The Conservative Party manifesto commits to cut total public spending in real terms by 1% a year in 2016–17 and 2017–18. It implies this is easy. It “means saving £1 a year in every £100 that government spends”. Spending is then to be frozen in real terms in 2018–19. If delivered this would, on the latest official forecasts, be sufficient to meet the commitment to eliminate the deficit in 2018–19, without having to announce significant further tax rises. So far, so simple.
But as the OECD has suggested this week, meeting these spending plans will be anything but easy, as I set out on Thursday in a presentation at a pre-budget briefing organised jointly with the Institute for Government.
The reason is that keeping to these, perhaps seemingly benign, spending totals will actually require deep cuts to some areas of government. This is because underlying pressures are increasing spending in other areas. Debt interest spending is forecast to rise as both government debt and the effective interest rate on that debt rises.
Spending on public service pensions is forecast to rise as the numbers receiving such pensions grows. Spending on state pensions is forecast to increase as average state pension payments continues to rise. In addition commitments to increase spending in some areas, and not to cut other areas, increases the size of the cuts required elsewhere.

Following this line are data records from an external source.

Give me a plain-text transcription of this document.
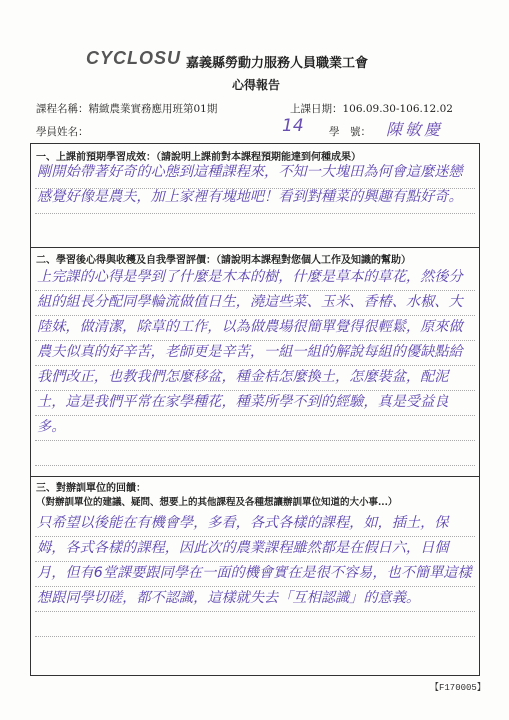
CYCLOSU 嘉義縣勞動力服務人員職業工會
心得報告
課程名稱：精緻農業實務應用班第01期	上課日期：106.09.30-106.12.02
學員姓名：	學　號：
14	陳敏慶
一、上課前預期學習成效：（請說明上課前對本課程預期能達到何種成果）
剛開始帶著好奇的心態到這種課程來，不知一大塊田為何會這麼迷戀感覺好像是農夫，加上家裡有塊地吧！看到對種菜的興趣有點好奇。
二、學習後心得與收穫及自我學習評價：（請說明本課程對您個人工作及知識的幫助）
上完課的心得是學到了什麼是木本的樹，什麼是草本的草花，然後分組的組長分配同學輪流做值日生，澆這些菜、玉米、香椿、水椒、大陸妹，做清潔，除草的工作，以為做農場很簡單覺得很輕鬆，原來做農夫似真的好辛苦，老師更是辛苦，一組一組的解說每組的優缺點給我們改正，也教我們怎麼移盆，種金桔怎麼換土，怎麼裝盆，配泥土，這是我們平常在家學種花，種菜所學不到的經驗，真是受益良多。
三、對辦訓單位的回饋：
（對辦訓單位的建議、疑問、想要上的其他課程及各種想讓辦訓單位知道的大小事...）
只希望以後能在有機會學，多看，各式各樣的課程，如，插土，保姆，各式各樣的課程，因此次的農業課程雖然都是在假日六，日個月，但有6堂課要跟同學在一面的機會實在是很不容易，也不簡單這樣想跟同學切磋，都不認識，這樣就失去「互相認識」的意義。
【F170005】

One area where the Conservatives’ manifesto commits to make cuts is in social security spending (outside of protected spending on state pensions and universal pensioner benefits). But, as this IFS observation published last week points out, finding the sought after £12 billion of cuts in just two years will not be easy. Cuts of this scale amount to almost 10% of unprotected benefits. Finding such a reduction without cutting child benefit, which has been pledged this week, would mean that even more significant cuts would likely be required to spending on one or more of tax credits, housing benefit and disability & incapacity benefits.

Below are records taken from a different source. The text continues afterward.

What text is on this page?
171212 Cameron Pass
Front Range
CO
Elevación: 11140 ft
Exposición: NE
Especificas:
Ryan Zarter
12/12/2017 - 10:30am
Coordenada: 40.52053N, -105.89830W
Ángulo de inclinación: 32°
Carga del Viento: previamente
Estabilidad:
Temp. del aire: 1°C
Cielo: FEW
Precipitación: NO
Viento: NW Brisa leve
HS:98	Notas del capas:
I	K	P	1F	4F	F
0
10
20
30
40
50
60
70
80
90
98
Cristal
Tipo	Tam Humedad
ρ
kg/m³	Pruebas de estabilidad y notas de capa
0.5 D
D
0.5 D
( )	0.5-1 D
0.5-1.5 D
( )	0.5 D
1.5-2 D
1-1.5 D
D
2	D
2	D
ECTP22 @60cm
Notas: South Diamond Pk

But to meet its overall spending target, even delivering the £12 billion of cuts to social security spending would still leave the government needing a slight acceleration of cuts to departmental spending, compared to what we have seen since 2010–11. As shown in the chart below, the cuts would need to increase from the 2.0% per year seen over the five years from 2010–11 to 2015–16, to 2.2% per year over the three years from 2015–16 to 2018–19.
This would give a total cut of £23.8 billion across all departments between 2015–16 and 2018–19. That’s on top of the £2.2 billion of cuts taking place in 2015–16 and the £49.2 billion of cuts delivered between 2009–10 and 2014–15.
These cuts in departmental spending are to be far from evenly spread. Spending on overseas aid and the NHS is set to continue increasing in real terms, while schools’ spending per pupil is to be protected in cash terms. As we set out in our analysis of the main parties’ manifestos prior to the general election, this requires cuts elsewhere averaging 15.3% (or £30 billion) over the three years between 2015–16 and 2018–19.
In other words two years of overall spending being cut by 1% a year, followed by a year in which overall spending is frozen, quickly becomes a 5.4% a year cut, for three years, for a swath of public services. That would see a cumulative cut to these other unprotected departments over the eight years from 2010–11 of 32.9%.
These unprotected areas include spending by the Ministry of Defence, the Home Office, the Ministry of Justice, the Department for Communities and Local Government, the Department for Business, Innovation & Skills, and the Department for Transport. Protecting defence from any further real cuts – which would still leave its budget falling further as a share of national income – would increase the cuts elsewhere over the next three years to 18.7%, and the cuts over the eight years from 2010–11 to 36.9%.
That is not to say that such spending cuts would prove impossible to deliver. The coalition government was successful in keeping (broadly) to the spending plans set out in 2010. However it was helped by lower-than-forecast nominal growth in private sector wages, which made it easier (at least economically) to constrain the public sector pay bill.
There are further reasons to think the next phase of cuts will be harder to deliver than those achieved since 2010. Presumably, efficiencies that were easy to identify and to deliver have already been made. Similarly, programmes judged to be low value have already been scrapped. And, from next April, public sector employers will find the cost of offering their staff public service pensions rises as reduced National Insurance payments for contracting out end (£3.3 billion) and new scheme valuations push up the required employer contribution rate (£1.1 billion).
On top of this, new spending commitments – such as the extension of free childcare (costed by the Conservatives at £350m), the new tax-free childcare scheme (£800m), the removal of the cap on HE student numbers (£800m) and the Dilnot social care funding reforms (£1.0 billion) – will further increase the cuts required elsewhere. Meanwhile demand for some public services – including social care – continues to rise as the population grows, and ages.
The cuts that the government announces later this year, in next month’s budget and the following spending review, may turn out to be deliverable. But they certainly will not feel like just 1% being taken out of each area of spending, nor will it require merely “£13 billion from departmental savings” as the Conservative manifesto described.
While not inaccurate, these numbers give a misleading impression of what departmental spending in many areas will look like if the manifesto commitment to eliminate the deficit by 2018–19, largely through spending cuts, while not cutting spending in many areas, is to be met.